A Simple Favor doesn't entirely hold together, but I give the film credit for its audacity, and for striking a strange, off-kilter tone and sticking to it for nearly two hours.
Based on a 2017 novel by Darcey Bell, A Simple Favor is simultaneously a straightforward, Gone Girl-style psychological thriller, a parody of same, and a sharp satire of mommy vlogging and elementary school carpool line intrigue. It juggles all of this, while also casting its three main performers—as well as its director—wildly against type. The film has "future camp classic" written all over it.
A Simple Favor was directed by Paul Feig, the Freaks and Geeks co-creator who's gone on to become a successful director of comedies (he made Bridesmaids, as well as the uneven but unfairly-maligned Ghostbusters remake. Here he tries something a little different, and it was a risk worth taking. The film stars Anna Kendrick as Stephanie, a widowed mother in a small Connecticut town. Mousy, unworldly, and a serial school volunteer, she produces a mommy vlog with a subscriber count in the low hundreds. Soon she meets Emily (Blake Lively), a sophisticated, hard-drinking, fashion-publicist city girl, who soon becomes her best friend.

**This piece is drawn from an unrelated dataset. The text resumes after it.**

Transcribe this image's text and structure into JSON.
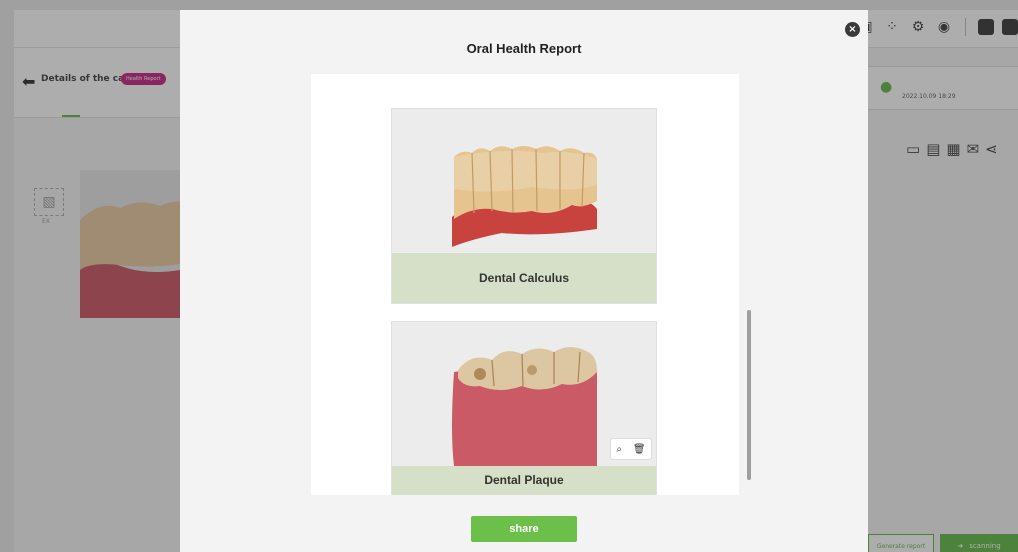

But when Emily goes missing, it's up to Stephanie to play sleuth, along with Emily's husband (Henry Golding, the male lead from Crazy Rich Asians.) Plot-wise, things go in some unexpected directions, and I’d advise going in not knowing anything beyond what's in the trailer.
The strength of A Simple Favor begins is the cast, starting with Blake Lively, giving a career-best performance as a femme fatale who's equal parts sexy and scary. Picture Rosamund Pike in Gone Girl, if she'd been her third-act character for the entire movie. Kendrick is also quite good, going from a version of her usual screen persona to something very different. As for Golding, while he was a presence in Asians, this film lets him show more range.
The film is also full of great small performances. Linda Cardellini, Feig's old Freaks and Geeks leading lady, has an outstanding single-scene turn, as do Jean Smart, Rupert Friend and Girls veteran Andrew Rannells.
The script, by American Horror Story veteran Jessica Sharzer, keeps up a difficult tone the majority of the time, and I appreciated how the film segues from a satire of general suburban intrigue into a satire of the suburban mommy obsession with true crime. It also sets things up and paying them off down the line—most notably, the provenance of a nude painting hanging in Lively's living room.
Not everything works. There's a bizarre incest subplot that looms over everything in a bad way. The kids disappear from the movie when there's no good reason for that to happen. Still, I appreciate a film that's willing to take a lot of risks, and that’s what A Simple Favor does.